Dr. Allison Petrini, a reproductive endocrinologist at Texas Fertility Center in Austin, Texas, agrees. She adds that measuring hormone levels alone isn’t the best way to evaluate whether someone will conceive without assistance.

“There are many factors that may cause infertility in addition to hormones, including uterine abnormalities, endometriosis, problems with fallopian tubes, or even male factors,” Petrini explains.

“While these types of at-home tests have encouraged more women to talk and think about fertility (and given some women access to tests who may not have a fertility specialist nearby), it’s best not to derive any conclusions from them,” she adds.

Before testing your fertility, a doctor will ask about your medical history, including:

  • menstrual and pregnancy history
  • birth control usage
  • medications
  • lifestyle factors

Initial fertility testing may include checking your ovulation and ovarian function. If you’ve been tracking your ovulation using a fertility monitor, you can share that information with a doctor.

Additional tests to check for fertility may include a number of hormone tests and an ultrasound of your uterus and ovaries.

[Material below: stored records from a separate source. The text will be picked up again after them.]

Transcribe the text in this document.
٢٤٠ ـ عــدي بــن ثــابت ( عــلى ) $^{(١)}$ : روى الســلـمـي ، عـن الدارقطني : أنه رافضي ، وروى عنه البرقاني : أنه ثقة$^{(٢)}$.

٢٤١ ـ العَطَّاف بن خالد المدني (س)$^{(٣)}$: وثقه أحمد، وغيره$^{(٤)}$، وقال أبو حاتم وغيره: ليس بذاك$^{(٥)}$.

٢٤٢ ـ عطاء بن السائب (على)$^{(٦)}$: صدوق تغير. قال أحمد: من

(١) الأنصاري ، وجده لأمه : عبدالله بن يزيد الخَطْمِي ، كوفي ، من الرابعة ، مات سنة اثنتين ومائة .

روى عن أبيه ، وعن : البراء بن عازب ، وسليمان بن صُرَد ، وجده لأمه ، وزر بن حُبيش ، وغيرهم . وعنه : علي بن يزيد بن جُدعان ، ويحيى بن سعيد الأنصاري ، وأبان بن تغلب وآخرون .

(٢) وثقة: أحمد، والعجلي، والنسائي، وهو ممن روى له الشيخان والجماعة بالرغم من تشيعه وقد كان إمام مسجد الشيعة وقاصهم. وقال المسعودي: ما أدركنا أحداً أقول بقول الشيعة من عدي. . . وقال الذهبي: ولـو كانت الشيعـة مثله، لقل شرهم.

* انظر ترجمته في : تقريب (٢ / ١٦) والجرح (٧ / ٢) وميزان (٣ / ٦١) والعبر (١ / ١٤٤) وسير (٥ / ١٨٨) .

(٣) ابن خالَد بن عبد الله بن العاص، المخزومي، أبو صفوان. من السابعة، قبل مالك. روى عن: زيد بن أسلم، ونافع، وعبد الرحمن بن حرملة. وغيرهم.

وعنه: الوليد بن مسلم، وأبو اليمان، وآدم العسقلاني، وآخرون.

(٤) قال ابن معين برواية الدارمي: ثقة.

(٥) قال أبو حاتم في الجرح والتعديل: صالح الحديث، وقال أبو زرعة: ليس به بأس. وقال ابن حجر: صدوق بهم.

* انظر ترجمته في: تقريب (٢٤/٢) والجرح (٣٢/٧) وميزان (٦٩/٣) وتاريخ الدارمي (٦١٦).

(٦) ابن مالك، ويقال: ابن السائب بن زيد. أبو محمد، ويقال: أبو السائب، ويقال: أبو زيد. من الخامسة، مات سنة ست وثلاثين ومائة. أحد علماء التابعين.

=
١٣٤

First, know that an at-home hormone test can’t fully evaluate you for infertility.

“These don’t evaluate the many other causes of infertility, such as tubal blockage, uterine problems, or male factor infertility,” Kallen says. “Ovarian reserve testing is generally not recommended in women who aren’t infertile or who have untested fertility. The testing doesn’t predict reproductive potential or fertility […] and can cause a false sense of alarm.”

Also, it’s important to follow the instructions included in the at-home fertility test very carefully, Petrini says. This is because some hormones need to be checked on a certain day of your cycle for correct interpretation.

“Couples who have just started trying to conceive might find some reassurance in an at-home test or could potentially identify a problem a bit earlier,” Kallen says.

But for couples who need a more thorough infertility workup — such as those under 35 years old who have been trying for more than a year or those ages 35 and older who have been trying for more than 6 months — she suggests skipping the at-home testing and heading into the clinic.

Overall, Petrini recommends thinking of at-home testing as a complement to, not a substitute for, the services offered by fertility specialists.

“While the potential for easier testing and evaluation is exciting, if you want a clear diagnosis, a comprehensive in-office evaluation is necessary,” she explains.

If you’re having trouble getting pregnant, you shouldn’t use the test to draw conclusions about your fertility, Petrini advises.

Instead, visit a fertility clinic or talk with a healthcare professional about getting a referral for in-person fertility testing.

At-home fertility testing is an exciting new development that can help people feel empowered to learn more about their fertility. But experts emphasize that it’s not a replacement for medical advice and testing with a healthcare professional.

The at-home fertility test that’s right for you will depend on your reasons for testing and what information you hope to gain.